The 'Judgement of Paris' sparked a rivalry between US and European wineries - a tariff war could reignite it

Tuesday, 18 March, 2025
ABC News, Tessa Flemming
Donald Trump's threat to increase tariffs for alcohol from the EU is reigniting old rivalries between the US and European industries.

The year is 1976, Paul McCartney's "Wings" are top of the Billboard charts, and European wine is about to face its biggest fight against America's "kids from the sticks".

The "Judgement of Paris" — an event that uprooted the reputation of French wines in favour of Californian underdogs — would shift the wine market between the competing countries.

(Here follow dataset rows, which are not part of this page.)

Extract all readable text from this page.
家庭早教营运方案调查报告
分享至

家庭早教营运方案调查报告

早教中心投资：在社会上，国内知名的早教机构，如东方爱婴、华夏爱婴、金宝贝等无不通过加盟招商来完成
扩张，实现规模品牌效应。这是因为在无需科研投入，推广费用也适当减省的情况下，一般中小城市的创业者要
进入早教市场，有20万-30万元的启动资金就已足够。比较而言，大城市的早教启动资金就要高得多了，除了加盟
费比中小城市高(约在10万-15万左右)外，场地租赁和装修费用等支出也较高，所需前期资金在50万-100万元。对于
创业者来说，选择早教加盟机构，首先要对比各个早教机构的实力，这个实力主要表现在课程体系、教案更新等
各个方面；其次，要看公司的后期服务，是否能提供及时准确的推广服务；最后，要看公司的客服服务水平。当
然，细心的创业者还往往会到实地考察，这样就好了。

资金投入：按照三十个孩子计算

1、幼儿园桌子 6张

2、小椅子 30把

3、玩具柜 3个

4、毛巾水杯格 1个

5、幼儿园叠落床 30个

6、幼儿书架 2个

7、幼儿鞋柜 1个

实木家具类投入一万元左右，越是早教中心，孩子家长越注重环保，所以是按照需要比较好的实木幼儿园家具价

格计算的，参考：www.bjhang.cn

Now, as European alcohol faces a new threat from a looming Donald Trump tariff war, here's how a blind taste test almost 50 years ago first ignited a rivalry between the United States and Europe.

The blind taste that changed the game

A Parisian taste test between French wines and their Napa Valley counterparts seemed so ludicrous in 1976 that few journalists even showed up.

The exception was Time magazine's George Tabar, who viewed the event with skepticism.

"Everybody knows that French wines are going to win, so why waste a day?" he recounted in 2016.

"It's the giant and the little guy. Nobody took it seriously."

At the time, Napa Valley was barely a burgeoning wine destination.

Some estimates show there were only 330 wineries in California in 1975, and most were considered eons behind their French rivals in Bordeaux and Burgundy.

Not only was Californian wine unpopular overseas, the test's creator, Steven Spurrier, said it "did not exist" as far as the French were concerned.

The British-born Mr Spurrier believed it an unfair assessment and, imbued with a sense of wine justice, he put eight wines from Burgundy and Bordeaux up against 12 Californian rivals.

To equal out the contest, he made the then-unusual step of hiding the labels.